Working in a home office? Not that bad. Surviving working with bae from the same office? Drastically different. Many of us have different routines when we work, and adding a spouse or partner to that circumstance can prove to be difficult. Here are the ultimate ways to survive working at home around your significant other, without adding strain to the relationship.
Working in different areas
Even if you don’t have the luxury of a second room in your house, working from different designated areas will allow you to be more productive. If you’re working in different areas, you won’t be as frustrated with each other, nor tempted to procrastinate. If you’re fed up with your co-worker during the day, when it’s time to socialize with them afterwards, you’ll both be irritated and no fun to hang out with.
Wear headphones
It’s incredibly easy to get distracted. Whether someone is tapping their feet, humming, or typing loudly, it’s enough to make you want to strangle the person across from you. To save your relationship, invest in a pair of headphones. Another perk? You don’t have to listen to the other person’s bad music taste and get to be enveloped in your lovely, noise-cancelled little bubble.
Set an alarm clock for leisure time
When the day is done, it’s done! No more stressing – you can vent to your partner about your co-worker – oh wait, they’re the same person now. When the work is done, both of you should put away the laptops, turn off emails, and get into your cozy clothes, making the switch from professional to domestic.
Take walks
When the other person is getting on your nerve, instead of taking a coffee break (because they’ll still be there for that) take a walk. It’ll give you some space from the person next to you who you’ve been surrounded by 24-hours a day. This will make you feel more positive throughout the day and provide some much-needed alone time.
Your love is strong
Remind yourself that you’re in love with this person, even through the little annoying moments. Sure, you might be exposed to some aspects of them that are new pet peeves, but none of us are perfect, and consider that your partner may not be the only guilt one in this aspect.
If you work different hours, respect them
There’s nothing worse than having your partner vacuuming during a Skype conference, or making some other noise that causes you to miss calls. If you’re not working at the same hours, make sure that you’re respecting each others’ professional space. Don’t ask your partner to do errands or chores just because they’re home, as their home is transformed into their office at that time. It’s all about boundaries, people.
Stop talking about COVID-19
With COVID-19 taking over the news cycle, our social media feeds, and more, a general mood of anxiety and stress has been created. It is essential to stay up to date, but limit your exposure to fear-mongering info on this pandemic, because focusing on it too much will make working from home with your partner even more overwhelming. After your work, indulge in a Netflix binge or have a living room dance party – most importantly, stop over-worrying!.

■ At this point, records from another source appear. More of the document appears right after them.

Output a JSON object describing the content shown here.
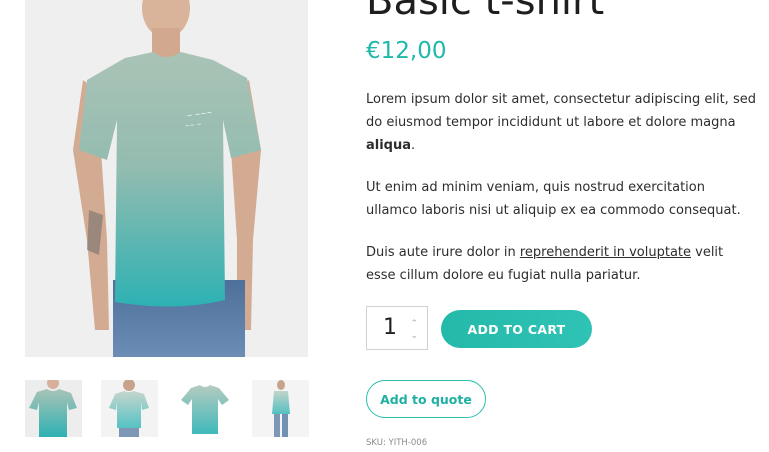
{
  "product": {
    "title": "Basic t-shirt",
    "price": "€12,00",
    "description": {
      "p1_text": "Lorem ipsum dolor sit amet, consectetur adipiscing elit, sed do eiusmod tempor incididunt ut labore et dolore magna ",
      "p1_bold": "aliqua",
      "p1_end": ".",
      "p2": "Ut enim ad minim veniam, quis nostrud exercitation ullamco laboris nisi ut aliquip ex ea commodo consequat.",
      "p3_start": "Duis aute irure dolor in ",
      "p3_link": "reprehenderit in voluptate",
      "p3_end": " velit esse cillum dolore eu fugiat nulla pariatur."
    },
    "quantity": "1",
    "add_to_cart_label": "ADD TO CART",
    "add_to_quote_label": "Add to quote",
    "sku_label": "SKU:",
    "sku_value": "YITH-006"
  },
  "gallery": {
    "main_image": "model-wearing-teal-gradient-tshirt",
    "thumbnails": [
      "front-view",
      "back-view",
      "flat-tshirt",
      "side-view"
    ]
  },
  "colors": {
    "accent": "#24b9a9",
    "shirt_top": "#a5c1b2",
    "shirt_bottom": "#2fb3b3"
  }
}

If you have kids, share responsibility with them
Instead of hassling each other to get all those pesky chores done, enlist your kids! Most children are not in school during the coronavirus pandemic, so instead of worrying about entertaining them, show them the value of hard work. You provide them with love, shelter, and food during this time, so the least they can do is take out the trash, walk the dog, do laundry, or at the minimum, make shopping lists. If you don’t have kids, divide chores evenly.
Listen to your concerns and have a mental health check-in
Discuss how you feel about working from home together. What’s working? What’s not working? Are there any important deadlines for your significant other to be aware of? Clear conversations are helpful, and never brush aside the concerns of your partner. Listen to their anxieties (this is an anxious time for everyone) and validate them! This will calm them down – acknowledgment is everything, as is a willingness to change behaviour for the person you love.
Be grateful for your privilege and fortune
Not everyone has the opportunity to work from home during this time. For couples that don’t live together, they’re forced to be apart for weeks. For couples who do, they might not get to work from the safety of their homes during COVID-19. Consider the lives of healthcare workers, truck drivers, cashiers, and the other members of our society who put themselves at risk for the benefit of the greater public. If the biggest sacrifice we have to make is working from home and getting annoying with our loved ones, we have it pretty good.